How to run underlying model code?

rileyhun · April 7, 2022, 8:17pm

Greetings all,

We need to use the dbpedia spolight model to do some batch inferencing on ~5M documents. As such, the docker file and a REST API endpoint won’t be useful here because we don’t need a prediction service. We need the underlying model code (I believe it is written in scala) to execute the predictions and we will likely be using a distributed computing framework like Spark to process the 5M documents.

It is true that we could create a REST API and send the 5M documents asynchronously through the annotation endpoint, but that would take a long time and we would be dealing with latency and networking bandwidth issues.

Any help on how to get started on this? I see the underlying model code is in this github repo: https://github.com/dbpedia-spotlight/dbpedia-spotlight-model. But there are no instructions on how to run the model outside of setting up the docker service.

Thanks,

Riley

JulioNoe · April 8, 2022, 7:22pm

Hi @rileyhun

Thanks for the post. The project described sounds really interesting. And yes, the underlying model code is in the posted repo (https://github.com/dbpedia-spotlight/dbpedia-spotlight-model).

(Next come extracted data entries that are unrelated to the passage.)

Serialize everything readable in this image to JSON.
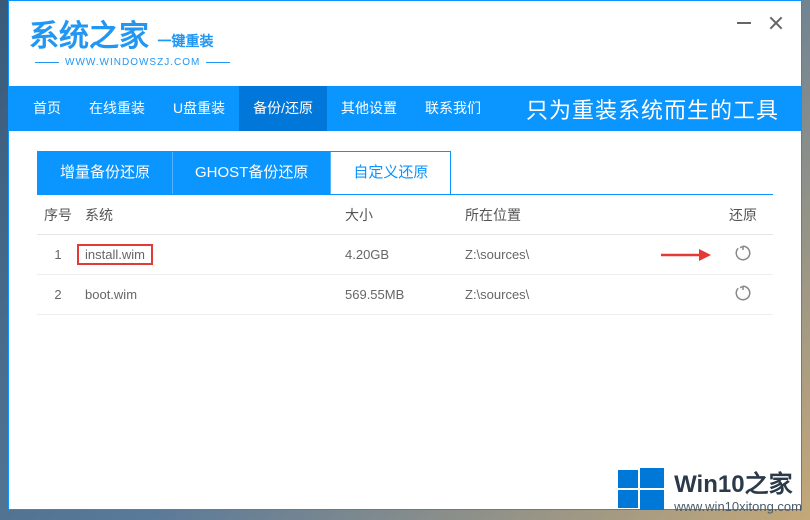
{
  "titlebar": {
    "brand": "系统之家",
    "brand_sub": "一键重装",
    "brand_url": "WWW.WINDOWSZJ.COM"
  },
  "nav": {
    "items": [
      "首页",
      "在线重装",
      "U盘重装",
      "备份/还原",
      "其他设置",
      "联系我们"
    ],
    "active_index": 3,
    "tagline": "只为重装系统而生的工具"
  },
  "subtabs": {
    "items": [
      "增量备份还原",
      "GHOST备份还原",
      "自定义还原"
    ],
    "active_index": 2
  },
  "table": {
    "headers": {
      "num": "序号",
      "sys": "系统",
      "size": "大小",
      "loc": "所在位置",
      "action": "还原"
    },
    "rows": [
      {
        "num": "1",
        "sys": "install.wim",
        "size": "4.20GB",
        "loc": "Z:\\sources\\",
        "highlight": true,
        "arrow": true
      },
      {
        "num": "2",
        "sys": "boot.wim",
        "size": "569.55MB",
        "loc": "Z:\\sources\\",
        "highlight": false,
        "arrow": false
      }
    ]
  },
  "watermark": {
    "title": "Win10之家",
    "url": "www.win10xitong.com"
  }
}
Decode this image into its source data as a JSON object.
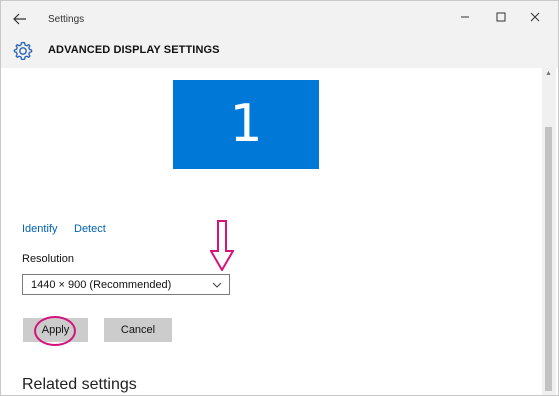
{
  "window": {
    "title": "Settings",
    "back_icon": "back-arrow-icon",
    "controls": {
      "minimize": "–",
      "maximize": "☐",
      "close": "✕"
    }
  },
  "page": {
    "title": "ADVANCED DISPLAY SETTINGS",
    "icon": "gear-icon"
  },
  "display": {
    "monitor_number": "1",
    "identify_label": "Identify",
    "detect_label": "Detect"
  },
  "resolution": {
    "label": "Resolution",
    "value": "1440 × 900 (Recommended)"
  },
  "actions": {
    "apply_label": "Apply",
    "cancel_label": "Cancel"
  },
  "related": {
    "heading": "Related settings"
  },
  "annotation": {
    "color": "#d4147b"
  }
}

For example, to run the model with IntelliJ:

Clone the DBpedia-spotlight-model (git clone …)
Open the project on IntelliJ (File → Open)
Create a configuration to run DBpedia Spotlight (Run → Edit configurations)
3.1 Create a new Application configuration
3.2 Set the fields as the following image (changing the paths with your own):

The D:\git\model-test\tr is the path of the extracted model and http://0.0.0.0:80/rest is the URL of the service. I hope this information helps. Have a great day.

My best regards

Julio

rileyhun · April 12, 2022, 6:47pm

Hello @JulioNoe,

Thanks for your prompt response. The example you showed above is still running the model through a web server. I basically just want to extract the model code and be able to execute the annotation from the code-level, not as a REST API endpoint. So basically, is there a way to just extract the model code, and run the annotation method/function?